J’ai souvent ressenti cela sans être capable de l’exprimer.

C’est difficile à expliquer comme tous les paradoxes. Cela a commencé très jeune.

Celui avec qui je veux être tout le temps. Celui dont la présence est une fête, chaque seconde est précieuse, un trésor que l’on ne veut pas gâcher.

Du temps de Laurent, cette sensation était rare. Sûrement parce que la vie n’est pas la même quand on est jeune. Quand Laurent venait chez moi, ou plus exactement dans la petite maison de campagne chez mes parents, nous nous enfermions dans ma chambre, ou alors je le regardais bricoler mon solex. Ou encore j’allais chez lui le regarder bricoler et parler. Ou nous nous promenions dans les champs.

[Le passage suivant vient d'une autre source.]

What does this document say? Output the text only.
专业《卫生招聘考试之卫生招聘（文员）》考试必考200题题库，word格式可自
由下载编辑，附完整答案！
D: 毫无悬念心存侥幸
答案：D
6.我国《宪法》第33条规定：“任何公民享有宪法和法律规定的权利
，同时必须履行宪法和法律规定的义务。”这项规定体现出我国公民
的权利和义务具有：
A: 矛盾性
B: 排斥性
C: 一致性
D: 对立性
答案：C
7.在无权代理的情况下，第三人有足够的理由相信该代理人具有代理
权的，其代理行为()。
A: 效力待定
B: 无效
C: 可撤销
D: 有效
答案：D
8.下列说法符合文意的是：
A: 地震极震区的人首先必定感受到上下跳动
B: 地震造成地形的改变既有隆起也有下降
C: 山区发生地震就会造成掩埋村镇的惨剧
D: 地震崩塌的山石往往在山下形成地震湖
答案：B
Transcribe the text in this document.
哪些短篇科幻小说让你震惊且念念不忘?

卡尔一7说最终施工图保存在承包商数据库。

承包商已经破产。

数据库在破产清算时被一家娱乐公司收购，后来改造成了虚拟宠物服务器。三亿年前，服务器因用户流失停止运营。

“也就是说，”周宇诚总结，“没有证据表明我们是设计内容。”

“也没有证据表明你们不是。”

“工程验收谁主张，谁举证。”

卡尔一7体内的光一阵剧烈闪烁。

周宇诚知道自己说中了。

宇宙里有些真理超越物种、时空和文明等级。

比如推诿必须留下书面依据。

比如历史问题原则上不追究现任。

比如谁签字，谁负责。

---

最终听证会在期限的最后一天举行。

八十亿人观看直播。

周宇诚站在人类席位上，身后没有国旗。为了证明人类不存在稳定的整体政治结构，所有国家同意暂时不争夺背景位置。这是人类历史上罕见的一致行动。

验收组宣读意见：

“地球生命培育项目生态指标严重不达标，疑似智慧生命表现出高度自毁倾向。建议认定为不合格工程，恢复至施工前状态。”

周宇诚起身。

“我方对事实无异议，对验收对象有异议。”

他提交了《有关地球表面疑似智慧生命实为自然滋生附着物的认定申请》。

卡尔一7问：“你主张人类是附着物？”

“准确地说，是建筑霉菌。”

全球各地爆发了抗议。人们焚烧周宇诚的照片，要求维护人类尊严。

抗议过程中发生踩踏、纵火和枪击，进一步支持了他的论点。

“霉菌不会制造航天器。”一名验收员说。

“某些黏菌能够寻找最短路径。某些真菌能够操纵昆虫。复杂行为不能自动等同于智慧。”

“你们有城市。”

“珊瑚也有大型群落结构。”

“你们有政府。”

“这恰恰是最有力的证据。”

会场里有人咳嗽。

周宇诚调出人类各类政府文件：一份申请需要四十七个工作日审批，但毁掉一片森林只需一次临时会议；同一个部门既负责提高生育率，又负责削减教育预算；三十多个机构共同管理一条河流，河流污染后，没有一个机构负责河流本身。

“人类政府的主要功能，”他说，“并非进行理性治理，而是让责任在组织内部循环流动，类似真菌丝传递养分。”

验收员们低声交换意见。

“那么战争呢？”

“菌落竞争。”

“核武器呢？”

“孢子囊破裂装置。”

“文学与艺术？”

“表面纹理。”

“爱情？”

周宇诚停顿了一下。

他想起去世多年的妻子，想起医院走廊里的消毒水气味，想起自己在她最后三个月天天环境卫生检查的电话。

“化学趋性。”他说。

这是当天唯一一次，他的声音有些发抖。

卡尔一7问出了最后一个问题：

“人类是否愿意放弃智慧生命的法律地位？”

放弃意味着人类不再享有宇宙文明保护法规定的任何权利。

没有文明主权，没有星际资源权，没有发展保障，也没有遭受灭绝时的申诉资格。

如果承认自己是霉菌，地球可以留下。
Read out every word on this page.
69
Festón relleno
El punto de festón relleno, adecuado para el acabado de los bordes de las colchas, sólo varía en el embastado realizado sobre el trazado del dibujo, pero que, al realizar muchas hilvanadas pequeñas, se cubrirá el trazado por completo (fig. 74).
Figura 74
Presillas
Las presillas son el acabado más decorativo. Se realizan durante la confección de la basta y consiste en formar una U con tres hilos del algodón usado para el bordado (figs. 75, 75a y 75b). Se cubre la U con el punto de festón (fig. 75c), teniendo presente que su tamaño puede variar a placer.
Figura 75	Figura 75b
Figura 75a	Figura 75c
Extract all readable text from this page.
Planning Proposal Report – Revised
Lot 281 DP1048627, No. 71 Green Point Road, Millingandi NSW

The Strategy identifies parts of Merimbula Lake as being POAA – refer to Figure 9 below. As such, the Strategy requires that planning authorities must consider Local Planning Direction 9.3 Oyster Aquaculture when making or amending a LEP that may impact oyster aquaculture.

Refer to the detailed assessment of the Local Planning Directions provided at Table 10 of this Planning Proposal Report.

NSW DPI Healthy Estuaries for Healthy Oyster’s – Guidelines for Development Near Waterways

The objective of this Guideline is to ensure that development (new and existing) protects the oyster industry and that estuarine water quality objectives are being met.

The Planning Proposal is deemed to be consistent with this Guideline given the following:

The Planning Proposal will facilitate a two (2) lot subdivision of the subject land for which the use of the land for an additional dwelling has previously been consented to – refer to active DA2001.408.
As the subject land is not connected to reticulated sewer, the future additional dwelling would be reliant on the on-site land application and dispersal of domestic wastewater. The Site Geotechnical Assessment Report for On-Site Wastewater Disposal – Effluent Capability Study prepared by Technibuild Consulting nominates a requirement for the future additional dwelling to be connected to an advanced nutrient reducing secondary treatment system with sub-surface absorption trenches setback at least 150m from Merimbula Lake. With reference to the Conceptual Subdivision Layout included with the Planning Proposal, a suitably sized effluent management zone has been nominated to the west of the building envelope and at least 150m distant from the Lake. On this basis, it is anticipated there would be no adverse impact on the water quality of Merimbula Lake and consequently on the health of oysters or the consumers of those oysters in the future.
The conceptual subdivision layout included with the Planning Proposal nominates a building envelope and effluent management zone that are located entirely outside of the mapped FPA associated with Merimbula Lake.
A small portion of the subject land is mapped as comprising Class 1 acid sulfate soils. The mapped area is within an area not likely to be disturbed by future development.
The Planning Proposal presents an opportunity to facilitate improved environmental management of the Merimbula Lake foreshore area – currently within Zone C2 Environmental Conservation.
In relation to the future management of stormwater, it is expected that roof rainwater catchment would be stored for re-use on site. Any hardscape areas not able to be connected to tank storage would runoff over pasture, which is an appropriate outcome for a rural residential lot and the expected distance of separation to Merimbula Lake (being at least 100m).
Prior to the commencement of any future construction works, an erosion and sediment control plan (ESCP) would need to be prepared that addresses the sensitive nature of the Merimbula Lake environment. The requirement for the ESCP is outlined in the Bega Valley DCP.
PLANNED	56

Une heure, deux heures quelques heures.

La sensation commence quand celui avec qui je veux être tout le temps est là, chez moi longtemps, très longtemps. Je ne peux rien faire si je suis chez moi (le cas le plus classique).

Je ne peux rien faire, rien entreprendre, rien commencer parce qu’il est là. Parce que j’ai envie de goûter chaque seconde de sa présence, et que si je fais autre chose, je vais le regretter ensuite, j’aurais pu attendre un peu.

Je ne peux rien faire car toutes mes pensées vont vers lui. Si une autre personne est là, ou plusieurs, je n’aurais pas envie de lui parler, je serai impolie, ou aors totalement distraite en faisant semblant d’écouter.

Je ne peux pas m’éloigner car j’aurais peur de l’abandonner, peur qu’il s’ennuie. Un invité de marque pour qui rien n’est trop beau, rien n’est trop bien.

Du temps de Laurent, cela m’arrivait rarement, sauf quand il y avait beaucoup de monde à la maison. J’étais chez mes parents, je n’avais pas de devoirs, de choses à faire….
Mais il m’est arrivée d’etre partagée, tiraillée, entre ces gens avec qui j’aurais aimé parlé plus et l’envie d’être avec lui, avec lui seul. J’aurais été plus détendue en son absence, et pourtant j’avais envie qu’il soit là.

Plus tard en grandissant, et avec d’autres j’ai retrouvé ce paradoxe. Chez moi uniquement. Cela suppose bien évidemment que l’on ne vive pas ensemble.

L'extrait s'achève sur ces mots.